Sunday, August 12, 2018


“The English Patient” by Michael Ondaatje: In chapter one, Ondaatje is comfortable with having both characters nameless, at least temporarily

I have just started this novel, which I chose because it is so celebrated (2018 Golden Man Booker). The only thing I had read that might have made it relevant to multiple personality was that the title character is misidentified as English because he has amnesia (memory gaps are a cardinal symptom of multiple personality).

However, the 25-page first chapter would appear to show that if the so-called English patient has claimed amnesia, he has lied. Flashbacks to when he had been in a plane crash, was severely burned, and had been cared for by Bedouins, indicate that the Bedouins had valued him for his knowledge and memory about weapons (the story takes place toward the end of WWII) and that his autobiographical memory had been intact.

The nurse who is now caring for him does appear to be having a nervous breakdown of some sort, and it is certainly possible that it will turn out to be a dissociative disorder (the diagnostic category of multiple personality). But so far, all I can say is that she seems to have that nonspecific condition which I call “literary madness.”
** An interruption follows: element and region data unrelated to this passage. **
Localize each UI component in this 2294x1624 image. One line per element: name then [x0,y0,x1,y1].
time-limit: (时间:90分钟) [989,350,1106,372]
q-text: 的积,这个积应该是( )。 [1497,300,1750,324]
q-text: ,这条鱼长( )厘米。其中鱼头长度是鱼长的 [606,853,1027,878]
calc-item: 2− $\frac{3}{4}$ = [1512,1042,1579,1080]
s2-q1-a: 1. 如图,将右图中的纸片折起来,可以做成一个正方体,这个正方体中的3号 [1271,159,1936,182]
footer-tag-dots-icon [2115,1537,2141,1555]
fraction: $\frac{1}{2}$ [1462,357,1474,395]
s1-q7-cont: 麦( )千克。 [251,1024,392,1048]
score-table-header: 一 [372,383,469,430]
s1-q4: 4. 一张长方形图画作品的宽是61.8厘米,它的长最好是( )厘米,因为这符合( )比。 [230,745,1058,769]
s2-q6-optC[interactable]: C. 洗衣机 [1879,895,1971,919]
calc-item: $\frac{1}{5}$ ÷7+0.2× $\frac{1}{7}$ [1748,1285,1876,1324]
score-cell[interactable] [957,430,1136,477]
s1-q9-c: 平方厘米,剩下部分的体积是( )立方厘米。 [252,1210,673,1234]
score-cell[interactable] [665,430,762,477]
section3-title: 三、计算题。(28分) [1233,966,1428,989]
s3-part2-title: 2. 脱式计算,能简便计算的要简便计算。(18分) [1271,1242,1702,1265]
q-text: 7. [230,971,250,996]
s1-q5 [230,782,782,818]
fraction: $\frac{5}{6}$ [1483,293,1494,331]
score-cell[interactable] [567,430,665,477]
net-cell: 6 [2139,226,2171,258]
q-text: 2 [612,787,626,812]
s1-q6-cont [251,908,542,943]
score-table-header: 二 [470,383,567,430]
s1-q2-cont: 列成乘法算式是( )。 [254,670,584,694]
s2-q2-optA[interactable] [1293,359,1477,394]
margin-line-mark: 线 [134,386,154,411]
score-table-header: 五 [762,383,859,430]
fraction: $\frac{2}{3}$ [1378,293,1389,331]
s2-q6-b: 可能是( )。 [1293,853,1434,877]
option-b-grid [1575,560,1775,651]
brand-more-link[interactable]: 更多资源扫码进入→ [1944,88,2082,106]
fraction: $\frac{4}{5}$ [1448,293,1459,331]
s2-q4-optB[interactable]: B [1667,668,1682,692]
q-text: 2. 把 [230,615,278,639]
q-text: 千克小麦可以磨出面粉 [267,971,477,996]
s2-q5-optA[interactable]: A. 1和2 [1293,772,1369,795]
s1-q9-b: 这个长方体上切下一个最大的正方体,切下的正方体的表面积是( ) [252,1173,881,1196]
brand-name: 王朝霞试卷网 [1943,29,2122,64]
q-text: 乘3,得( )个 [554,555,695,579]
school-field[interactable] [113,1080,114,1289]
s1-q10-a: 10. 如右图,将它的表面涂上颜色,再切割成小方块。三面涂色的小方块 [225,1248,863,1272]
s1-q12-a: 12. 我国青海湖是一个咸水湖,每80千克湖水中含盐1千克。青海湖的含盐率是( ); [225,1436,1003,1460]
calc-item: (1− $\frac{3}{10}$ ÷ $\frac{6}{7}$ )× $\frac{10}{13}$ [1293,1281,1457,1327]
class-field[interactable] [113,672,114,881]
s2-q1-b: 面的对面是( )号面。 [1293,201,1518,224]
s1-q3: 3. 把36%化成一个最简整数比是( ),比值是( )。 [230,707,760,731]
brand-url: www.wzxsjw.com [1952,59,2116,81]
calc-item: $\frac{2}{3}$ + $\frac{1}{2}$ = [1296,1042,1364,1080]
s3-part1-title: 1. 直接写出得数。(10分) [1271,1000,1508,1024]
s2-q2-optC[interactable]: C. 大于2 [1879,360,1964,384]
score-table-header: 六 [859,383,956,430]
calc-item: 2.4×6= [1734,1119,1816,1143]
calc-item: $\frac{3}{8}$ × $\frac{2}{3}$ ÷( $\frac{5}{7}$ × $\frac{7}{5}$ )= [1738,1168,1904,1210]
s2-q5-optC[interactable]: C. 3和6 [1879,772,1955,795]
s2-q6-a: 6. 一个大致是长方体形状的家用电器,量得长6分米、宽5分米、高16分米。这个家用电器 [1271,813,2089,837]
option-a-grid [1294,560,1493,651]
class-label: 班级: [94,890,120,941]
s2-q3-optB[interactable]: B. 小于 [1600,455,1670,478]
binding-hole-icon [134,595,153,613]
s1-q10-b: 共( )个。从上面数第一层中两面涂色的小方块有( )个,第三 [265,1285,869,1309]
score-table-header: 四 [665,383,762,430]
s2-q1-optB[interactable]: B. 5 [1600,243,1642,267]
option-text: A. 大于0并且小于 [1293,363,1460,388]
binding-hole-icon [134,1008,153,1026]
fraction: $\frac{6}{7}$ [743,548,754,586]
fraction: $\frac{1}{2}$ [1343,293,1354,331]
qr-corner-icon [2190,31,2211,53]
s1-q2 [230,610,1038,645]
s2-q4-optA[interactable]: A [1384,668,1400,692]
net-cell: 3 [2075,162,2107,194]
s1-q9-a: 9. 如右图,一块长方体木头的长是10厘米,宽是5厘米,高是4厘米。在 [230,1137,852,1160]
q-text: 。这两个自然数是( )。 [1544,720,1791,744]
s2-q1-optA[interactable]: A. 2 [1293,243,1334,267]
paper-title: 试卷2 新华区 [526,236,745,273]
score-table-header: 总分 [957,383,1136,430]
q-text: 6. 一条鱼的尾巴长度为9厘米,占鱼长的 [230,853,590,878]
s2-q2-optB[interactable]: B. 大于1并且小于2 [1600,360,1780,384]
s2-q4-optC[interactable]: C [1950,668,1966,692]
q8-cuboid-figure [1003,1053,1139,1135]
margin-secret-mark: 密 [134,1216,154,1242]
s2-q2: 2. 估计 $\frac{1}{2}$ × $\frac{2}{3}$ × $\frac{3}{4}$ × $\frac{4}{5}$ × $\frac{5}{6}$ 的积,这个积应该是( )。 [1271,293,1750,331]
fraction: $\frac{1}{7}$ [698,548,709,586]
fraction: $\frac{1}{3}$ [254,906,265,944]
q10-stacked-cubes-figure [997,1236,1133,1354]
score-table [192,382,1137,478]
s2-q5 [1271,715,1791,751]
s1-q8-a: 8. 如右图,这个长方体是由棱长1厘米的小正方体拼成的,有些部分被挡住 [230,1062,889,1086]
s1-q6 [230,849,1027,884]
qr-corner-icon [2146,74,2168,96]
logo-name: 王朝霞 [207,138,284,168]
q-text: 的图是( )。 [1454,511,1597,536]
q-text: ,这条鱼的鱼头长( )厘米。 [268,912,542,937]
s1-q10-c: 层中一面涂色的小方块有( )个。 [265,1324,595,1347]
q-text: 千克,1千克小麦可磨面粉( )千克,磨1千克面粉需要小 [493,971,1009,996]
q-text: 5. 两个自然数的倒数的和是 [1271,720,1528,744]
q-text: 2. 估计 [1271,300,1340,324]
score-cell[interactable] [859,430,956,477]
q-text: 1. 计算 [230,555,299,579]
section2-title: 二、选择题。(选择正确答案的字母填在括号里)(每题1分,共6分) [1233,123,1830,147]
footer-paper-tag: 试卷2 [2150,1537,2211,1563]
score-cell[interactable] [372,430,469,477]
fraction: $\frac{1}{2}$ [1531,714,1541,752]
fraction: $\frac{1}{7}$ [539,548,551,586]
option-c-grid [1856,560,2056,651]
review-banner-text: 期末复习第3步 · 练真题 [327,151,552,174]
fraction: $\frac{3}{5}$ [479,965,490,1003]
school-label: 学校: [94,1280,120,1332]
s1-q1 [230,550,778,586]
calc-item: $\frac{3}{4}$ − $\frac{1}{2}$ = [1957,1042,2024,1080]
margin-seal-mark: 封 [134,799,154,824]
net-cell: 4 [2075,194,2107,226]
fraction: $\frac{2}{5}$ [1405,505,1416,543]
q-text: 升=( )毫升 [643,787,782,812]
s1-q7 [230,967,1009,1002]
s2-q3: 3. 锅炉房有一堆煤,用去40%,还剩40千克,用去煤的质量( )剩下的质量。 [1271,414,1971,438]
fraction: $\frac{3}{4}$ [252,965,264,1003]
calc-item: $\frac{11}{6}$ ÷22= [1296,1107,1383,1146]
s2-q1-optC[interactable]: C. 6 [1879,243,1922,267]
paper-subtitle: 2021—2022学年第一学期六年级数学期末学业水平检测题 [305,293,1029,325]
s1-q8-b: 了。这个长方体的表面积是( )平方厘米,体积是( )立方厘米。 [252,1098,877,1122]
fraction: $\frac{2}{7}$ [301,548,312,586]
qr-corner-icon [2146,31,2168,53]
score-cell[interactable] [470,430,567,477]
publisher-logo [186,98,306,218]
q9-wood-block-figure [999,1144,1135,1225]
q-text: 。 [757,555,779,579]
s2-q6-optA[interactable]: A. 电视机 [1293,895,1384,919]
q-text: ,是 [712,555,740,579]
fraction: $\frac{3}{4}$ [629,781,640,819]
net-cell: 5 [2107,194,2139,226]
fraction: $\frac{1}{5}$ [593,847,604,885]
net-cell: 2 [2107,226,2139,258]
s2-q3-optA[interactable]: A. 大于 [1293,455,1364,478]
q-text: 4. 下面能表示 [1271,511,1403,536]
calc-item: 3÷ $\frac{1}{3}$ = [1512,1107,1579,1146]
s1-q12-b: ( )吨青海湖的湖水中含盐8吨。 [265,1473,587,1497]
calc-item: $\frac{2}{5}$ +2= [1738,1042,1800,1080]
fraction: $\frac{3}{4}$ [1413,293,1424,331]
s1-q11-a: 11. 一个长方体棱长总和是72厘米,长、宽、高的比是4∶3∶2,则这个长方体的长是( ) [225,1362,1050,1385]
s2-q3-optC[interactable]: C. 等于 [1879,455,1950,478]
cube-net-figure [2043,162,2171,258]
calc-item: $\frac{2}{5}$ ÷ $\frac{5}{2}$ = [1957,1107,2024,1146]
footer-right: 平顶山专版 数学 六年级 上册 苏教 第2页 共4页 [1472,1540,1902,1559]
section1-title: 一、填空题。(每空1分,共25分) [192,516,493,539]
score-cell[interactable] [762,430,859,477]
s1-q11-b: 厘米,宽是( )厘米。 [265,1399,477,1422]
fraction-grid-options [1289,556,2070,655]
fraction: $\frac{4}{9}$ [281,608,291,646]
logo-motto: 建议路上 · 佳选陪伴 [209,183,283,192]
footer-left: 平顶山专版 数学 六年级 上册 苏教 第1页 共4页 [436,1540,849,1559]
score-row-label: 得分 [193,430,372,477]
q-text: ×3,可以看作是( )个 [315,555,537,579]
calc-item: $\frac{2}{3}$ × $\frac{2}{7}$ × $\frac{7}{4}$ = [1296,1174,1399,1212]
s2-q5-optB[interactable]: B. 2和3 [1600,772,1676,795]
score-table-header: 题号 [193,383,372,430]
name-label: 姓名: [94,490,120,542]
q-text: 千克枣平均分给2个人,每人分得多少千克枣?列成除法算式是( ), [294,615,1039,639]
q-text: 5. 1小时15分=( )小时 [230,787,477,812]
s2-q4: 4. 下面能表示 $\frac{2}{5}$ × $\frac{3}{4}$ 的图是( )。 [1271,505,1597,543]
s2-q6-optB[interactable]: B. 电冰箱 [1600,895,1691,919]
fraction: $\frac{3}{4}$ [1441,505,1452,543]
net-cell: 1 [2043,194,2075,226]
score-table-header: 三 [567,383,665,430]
The only other thing in this first chapter that might suggest multiple personality is that both patient and nurse are nameless. Namelessness is a recurring subject in this blog, because multiple personality often includes nameless alternate personalities. And even though, as I gather, these two characters will be getting names, the question arises as to why the author is comfortable with having them nameless even for a while. Is that the way the characters initially came to him? (I am not inclined to accept literary technique as a sufficient explanation.)

But if that turns out to be all there is to suggest multiple personality, I am grasping at straws.

1. Michael Ondaatje. The English Patient. London, Bloomsbury, 1992.